= Varanggana Vanavichayen =

Varanggana Vanavichayen is the first Bhikkhuni ordained in Thailand.

==Life==
Vanavichayen worked as a translator, and then as a secretary. She was married and had two children, but divorced her husband in order to maintain a vow of celibacy. She became a novice for nine years, prior to becoming a Bhikkhuni.

==Ordination==
In 2002, at 55, Vanavichayen became the first Bhikkhuni ordained in Thailand. She was ordained by a Sri Lankan Bhikkhuni, and in the presence of a male Thai monk, as in accordance with Thai interpretation of Theravada scripture. The scriptures require that both a male and female monk be present in order for a woman to be ordained a monk. Seven female monks were in attendance as well. Vanavichayen was ordained in Songdhammakalyani Monastery, headed by Dhammananda Bhikkhuni (born Chatsumarn Kabilsingh), a female monk who created controversy when she was ordained as a monk in Sri Lanka and returned to Thailand. Her temple and ordination are not recognized by the Thai government.
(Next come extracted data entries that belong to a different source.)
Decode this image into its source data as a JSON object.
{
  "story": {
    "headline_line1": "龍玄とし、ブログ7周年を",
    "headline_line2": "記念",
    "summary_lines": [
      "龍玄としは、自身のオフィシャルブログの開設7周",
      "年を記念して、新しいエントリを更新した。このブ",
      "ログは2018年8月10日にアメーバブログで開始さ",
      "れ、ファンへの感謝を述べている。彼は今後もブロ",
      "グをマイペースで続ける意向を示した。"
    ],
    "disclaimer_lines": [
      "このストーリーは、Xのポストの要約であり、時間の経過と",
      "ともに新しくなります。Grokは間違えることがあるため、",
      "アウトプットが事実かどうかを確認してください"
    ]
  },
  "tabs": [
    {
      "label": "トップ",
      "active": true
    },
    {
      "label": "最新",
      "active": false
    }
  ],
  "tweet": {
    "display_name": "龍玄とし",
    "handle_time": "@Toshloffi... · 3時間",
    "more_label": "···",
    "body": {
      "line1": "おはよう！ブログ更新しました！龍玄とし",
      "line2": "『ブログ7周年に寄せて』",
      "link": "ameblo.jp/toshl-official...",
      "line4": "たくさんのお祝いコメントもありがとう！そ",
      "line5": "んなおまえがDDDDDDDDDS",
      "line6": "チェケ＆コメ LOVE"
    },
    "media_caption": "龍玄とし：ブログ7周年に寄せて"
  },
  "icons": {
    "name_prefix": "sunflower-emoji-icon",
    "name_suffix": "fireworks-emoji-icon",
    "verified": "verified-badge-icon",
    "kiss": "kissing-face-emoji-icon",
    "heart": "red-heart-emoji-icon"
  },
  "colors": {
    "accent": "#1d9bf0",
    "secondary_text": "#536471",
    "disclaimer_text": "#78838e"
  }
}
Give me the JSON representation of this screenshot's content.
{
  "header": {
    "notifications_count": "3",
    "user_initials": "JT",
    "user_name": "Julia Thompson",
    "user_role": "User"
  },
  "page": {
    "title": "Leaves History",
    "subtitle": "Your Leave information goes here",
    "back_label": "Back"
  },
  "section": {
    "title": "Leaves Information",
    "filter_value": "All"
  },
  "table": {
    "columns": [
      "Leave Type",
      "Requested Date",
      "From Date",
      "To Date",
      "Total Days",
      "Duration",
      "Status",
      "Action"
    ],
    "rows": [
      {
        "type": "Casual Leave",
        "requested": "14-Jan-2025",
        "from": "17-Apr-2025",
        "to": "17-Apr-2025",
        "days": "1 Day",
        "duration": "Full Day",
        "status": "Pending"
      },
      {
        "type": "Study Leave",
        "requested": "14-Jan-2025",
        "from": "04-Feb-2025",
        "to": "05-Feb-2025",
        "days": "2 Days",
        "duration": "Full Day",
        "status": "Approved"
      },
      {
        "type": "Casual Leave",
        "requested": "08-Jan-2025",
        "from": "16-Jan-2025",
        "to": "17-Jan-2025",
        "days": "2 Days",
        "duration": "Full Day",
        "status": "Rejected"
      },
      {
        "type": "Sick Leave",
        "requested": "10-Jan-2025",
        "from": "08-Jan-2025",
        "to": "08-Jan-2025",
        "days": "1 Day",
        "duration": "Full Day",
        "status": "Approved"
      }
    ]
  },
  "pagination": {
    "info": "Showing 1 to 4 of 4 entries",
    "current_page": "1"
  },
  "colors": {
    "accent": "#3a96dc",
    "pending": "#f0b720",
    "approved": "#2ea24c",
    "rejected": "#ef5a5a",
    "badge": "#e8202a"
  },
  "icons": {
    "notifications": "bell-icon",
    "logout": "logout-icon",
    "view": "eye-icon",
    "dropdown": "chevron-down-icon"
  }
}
Upon Vanavichayen's ordination, she was quoted as saying, "I know that there might be resistance. But I am prepared, knowing that I am doing the right thing."

The Thai government's Deputy Chief of the Religious Affairs Department said that Vanavichayen would not be recognized as a monk. This created a problem, as the Thai constitution prohibits gender discrimination, but anyone that dresses as a monk that is not a monk faces a two-month jail sentence.